Atlanta-based fashion designer Jasmine Elder of JIBRI created the dress special to the cover.

“When thinking about what she was going to wear, I wanted Breonna to like it,” Sherald explained. “I wanted her family to look and say, I can see my daughter and sister in this.

“Painting someone posthumously,” as Sherald describes it, was no easy feat. “I wanted it to feel ethereal but grounded at the same time,” the painter said, though she initially had trouble deciding upon the color of the dress.

“‘Breonna, what color do you want this dress to be? Please, tell me what color you want this dress to be,’” Sherald said before settling upon a shade that calls to mind Taylor’s March birthstone, the aquamarine.

“The color that I chose almost had a resplendence to it. The monochromatic color allows you to really focus on her face. The whole painting really becomes about her,” she said.

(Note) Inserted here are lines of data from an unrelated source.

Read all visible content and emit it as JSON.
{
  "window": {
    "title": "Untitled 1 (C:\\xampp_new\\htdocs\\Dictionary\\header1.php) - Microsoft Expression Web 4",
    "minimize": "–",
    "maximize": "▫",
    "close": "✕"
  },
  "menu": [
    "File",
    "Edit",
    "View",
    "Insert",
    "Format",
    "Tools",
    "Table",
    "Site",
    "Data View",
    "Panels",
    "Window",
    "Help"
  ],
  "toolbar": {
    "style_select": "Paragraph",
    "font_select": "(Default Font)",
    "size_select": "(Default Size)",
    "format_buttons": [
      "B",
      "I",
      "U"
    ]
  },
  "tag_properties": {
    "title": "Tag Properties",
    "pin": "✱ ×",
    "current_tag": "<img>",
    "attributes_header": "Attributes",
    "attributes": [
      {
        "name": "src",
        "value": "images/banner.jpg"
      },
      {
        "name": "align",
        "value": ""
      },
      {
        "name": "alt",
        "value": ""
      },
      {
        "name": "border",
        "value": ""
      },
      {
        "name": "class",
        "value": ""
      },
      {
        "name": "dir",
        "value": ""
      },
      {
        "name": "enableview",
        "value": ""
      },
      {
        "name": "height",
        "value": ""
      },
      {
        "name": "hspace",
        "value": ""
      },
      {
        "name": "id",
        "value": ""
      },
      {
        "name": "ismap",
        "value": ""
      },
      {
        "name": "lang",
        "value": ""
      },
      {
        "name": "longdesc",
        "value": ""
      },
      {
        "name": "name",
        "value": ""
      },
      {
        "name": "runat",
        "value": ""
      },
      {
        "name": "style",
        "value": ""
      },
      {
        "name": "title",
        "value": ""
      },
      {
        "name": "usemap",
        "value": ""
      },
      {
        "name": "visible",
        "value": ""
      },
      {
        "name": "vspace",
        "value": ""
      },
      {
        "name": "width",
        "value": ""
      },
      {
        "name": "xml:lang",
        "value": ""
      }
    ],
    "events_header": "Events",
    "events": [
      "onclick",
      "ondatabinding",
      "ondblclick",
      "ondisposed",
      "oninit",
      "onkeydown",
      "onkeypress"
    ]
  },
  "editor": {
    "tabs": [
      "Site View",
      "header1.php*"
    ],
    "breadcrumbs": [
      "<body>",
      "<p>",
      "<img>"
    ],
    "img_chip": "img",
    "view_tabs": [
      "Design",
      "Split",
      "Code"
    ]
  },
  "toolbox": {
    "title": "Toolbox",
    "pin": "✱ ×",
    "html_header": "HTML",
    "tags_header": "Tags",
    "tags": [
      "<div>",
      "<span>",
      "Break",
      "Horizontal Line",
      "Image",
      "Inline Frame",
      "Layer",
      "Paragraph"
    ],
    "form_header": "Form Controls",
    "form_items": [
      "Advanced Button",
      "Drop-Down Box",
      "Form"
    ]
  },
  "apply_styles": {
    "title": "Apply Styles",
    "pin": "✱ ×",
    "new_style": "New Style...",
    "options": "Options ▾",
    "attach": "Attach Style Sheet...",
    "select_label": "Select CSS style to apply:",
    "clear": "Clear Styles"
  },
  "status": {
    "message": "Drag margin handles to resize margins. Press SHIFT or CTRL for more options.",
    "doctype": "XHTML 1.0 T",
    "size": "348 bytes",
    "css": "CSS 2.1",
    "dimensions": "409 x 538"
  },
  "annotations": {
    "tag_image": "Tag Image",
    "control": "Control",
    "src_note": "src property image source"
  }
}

Vanity Fair noted, “There are other painstaking, heartbreaking details: the gold cross on a chain necklace; the engagement ring Taylor would never get to wear, on her left hand… This is Sherald’s nod to Taylor’s future and how her life was taken from her.”

While Sherald is getting widespread praise and accolades, she didn’t take on the project for her own benefit. “I made this portrait for her family,” she said. “I mean, of course I made it for Vanity Fair, but the whole time I was thinking about her family.”